"Too much plenty frighten" the men were indeed. The threat that Vaiti had made—for the carrying out of which they doubted neither her ability nor her will, any more than she did herself—was so much more potent than the curse of the witch-doctor that the terror of the one paled before the terror of the other. For the moment, they felt that they might not be able to live, but they certainly must not die; and it was right in the middle of this illogical state of mind that the mate and bo'sun came in with their rope's ends and settled the matter once for all. An hour ago, red-hot irons only would have moved them to hurry up with their dying. Now a couple of ropes' ends, laid about among the six with a will, drove them howling up the masts and out along the yards, where, with Gray and Harris still after them, and Vaiti threatening from below, they succeeded in getting the sails stowed and the vessel snug in very little over the ordinary time. The blow that followed kept all hands busy the night through, but it came from the right quarter, and the Sybil fled before it at such a speed that morning found her only half a day's run from Raratonga, with the wind quieting down to a pleasant breeze, the schooner uninjured, and the crew as cheerful and busy as they had ever been in their lives.

Vaiti caught the steamer, sold her copra, and saw it on the wharf ready to load. Then she went back to the schooner, and waited till the last of the men returned.

"Suppose you like go die now, plenty time for you," she said. "Plenty good sailor-man stop Raratonga. You go 'long die; I no want."

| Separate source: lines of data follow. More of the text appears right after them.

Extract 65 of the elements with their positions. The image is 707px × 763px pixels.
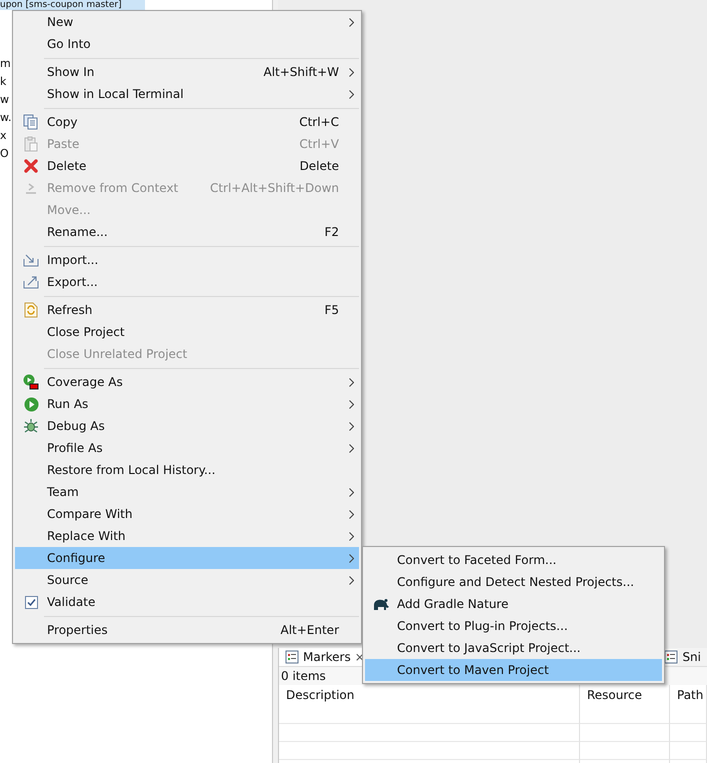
import-icon xyxy=(23,253,39,267)
menu-item[interactable]: Profile As xyxy=(15,437,359,459)
table-cell xyxy=(670,742,707,760)
menu-item[interactable]: Close Project xyxy=(15,321,359,343)
chevron-right-icon xyxy=(348,90,354,98)
menu-item[interactable]: Debug As xyxy=(15,415,359,437)
menu-item[interactable]: Run As xyxy=(15,393,359,415)
menu-item[interactable]: Properties Alt+Enter xyxy=(15,619,359,641)
tree-item[interactable]: upon [sms-coupon master] xyxy=(0,0,145,10)
chevron-right-icon xyxy=(348,68,354,76)
list-icon xyxy=(285,650,299,664)
tree-item[interactable]: x xyxy=(0,127,7,145)
run-icon xyxy=(24,396,38,412)
menu-item[interactable]: Refresh F5 xyxy=(15,299,359,321)
column-header[interactable]: Path xyxy=(670,685,707,706)
menu-item[interactable]: Team xyxy=(15,481,359,503)
bug-icon xyxy=(23,418,39,434)
refresh-icon xyxy=(24,302,38,318)
menu-item[interactable]: Go Into xyxy=(15,33,359,55)
menu-item[interactable]: Replace With xyxy=(15,525,359,547)
menu-item[interactable]: Copy Ctrl+C xyxy=(15,111,359,133)
chevron-right-icon xyxy=(348,488,354,496)
chevron-right-icon xyxy=(348,554,354,562)
menu-item[interactable]: Convert to Maven Project xyxy=(365,659,662,681)
export-icon xyxy=(23,275,39,289)
menu-item[interactable]: Show in Local Terminal xyxy=(15,83,359,105)
chevron-right-icon xyxy=(348,444,354,452)
chevron-right-icon xyxy=(348,510,354,518)
menu-item[interactable]: Export... xyxy=(15,271,359,293)
tree-item[interactable]: O xyxy=(0,145,9,163)
documents-icon xyxy=(23,114,39,130)
elephant-icon xyxy=(372,598,390,610)
menu-item[interactable]: Restore from Local History... xyxy=(15,459,359,481)
chevron-right-icon xyxy=(348,18,354,26)
table-cell xyxy=(670,724,707,742)
tree-item[interactable]: k xyxy=(0,73,6,91)
menu-item[interactable]: Source xyxy=(15,569,359,591)
menu-item[interactable]: Show In Alt+Shift+W xyxy=(15,61,359,83)
delete-icon xyxy=(24,159,38,173)
chevron-right-icon xyxy=(348,532,354,540)
chevron-right-icon xyxy=(348,400,354,408)
column-header[interactable]: Description xyxy=(279,685,580,706)
menu-item[interactable]: Convert to Faceted Form... xyxy=(365,549,662,571)
tree-item[interactable]: m xyxy=(0,55,11,73)
menu-item[interactable]: Import... xyxy=(15,249,359,271)
chevron-right-icon xyxy=(348,422,354,430)
menu-item[interactable]: Validate xyxy=(15,591,359,613)
menu-item[interactable]: Delete Delete xyxy=(15,155,359,177)
table-cell xyxy=(670,706,707,724)
menu-item[interactable]: Add Gradle Nature xyxy=(365,593,662,615)
tree-item[interactable]: w. xyxy=(0,109,12,127)
menu-item[interactable]: Coverage As xyxy=(15,371,359,393)
menu-item[interactable]: Convert to Plug-in Projects... xyxy=(365,615,662,637)
column-header[interactable]: Resource xyxy=(580,685,670,706)
menu-item[interactable]: Compare With xyxy=(15,503,359,525)
arrow-icon xyxy=(23,181,39,195)
chevron-right-icon xyxy=(348,576,354,584)
menu-item[interactable]: Configure and Detect Nested Projects... xyxy=(365,571,662,593)
menu-item[interactable]: Configure xyxy=(15,547,359,569)
chevron-right-icon xyxy=(348,378,354,386)
menu-item[interactable]: Rename... F2 xyxy=(15,221,359,243)
menu-item[interactable]: New xyxy=(15,11,359,33)
tree-item[interactable]: w xyxy=(0,91,9,109)
clipboard-icon xyxy=(23,136,39,152)
coverage-icon xyxy=(23,374,39,390)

The men looked at her sheepishly, and Shalli, the spokesman, scratched his head and surveyed a heap of tributary pigs, fowls, and fruit that lay on the deck of the schooner before he answered. The crew had many relations about Raratonga, and the relations had done them very well this trip.

"Many thanks, great chieftainess," he said at last, in his own tongue. "We are much obliged to you, but we have changed our minds, and now we do not ever mean to die at all."

CHAPTER XIII

THE GAME PLAYED OUT

Every one in the trader's had gone to bed, and Vaiti, barefoot and dressed in dark cotton, had just got out of her room by the window, and was gliding noiselessly down the back verandah.

The moon was down, and the thick darkness under the trees of the village covered her safely as she slipped along at the backs of the little white, palm-thatched houses. It was not at all likely that any native would be about in the middle of the night, but one could never reckon on white men, of whom there were several in the little town—and Vaiti, being engaged as usual on "urgent private affairs," did not want any inquiries.

She got away from the village without remark, and then struck into one of the narrow grass roads penetrating the bush. Everything was asleep. The little green parrots were hidden deep under heavy leaves, each with its noisy head tucked under its wing. The lizards that had been darting and flickering all day long about the path now slept, chill as little stones, among the roots of the trees. There was a cold, dewy smell in the air, and the palm-tree plumes were motionless as drawings in Indian ink against the violet gloom of the sky. Very far away the immemorial music of the reef beat softly in the dark.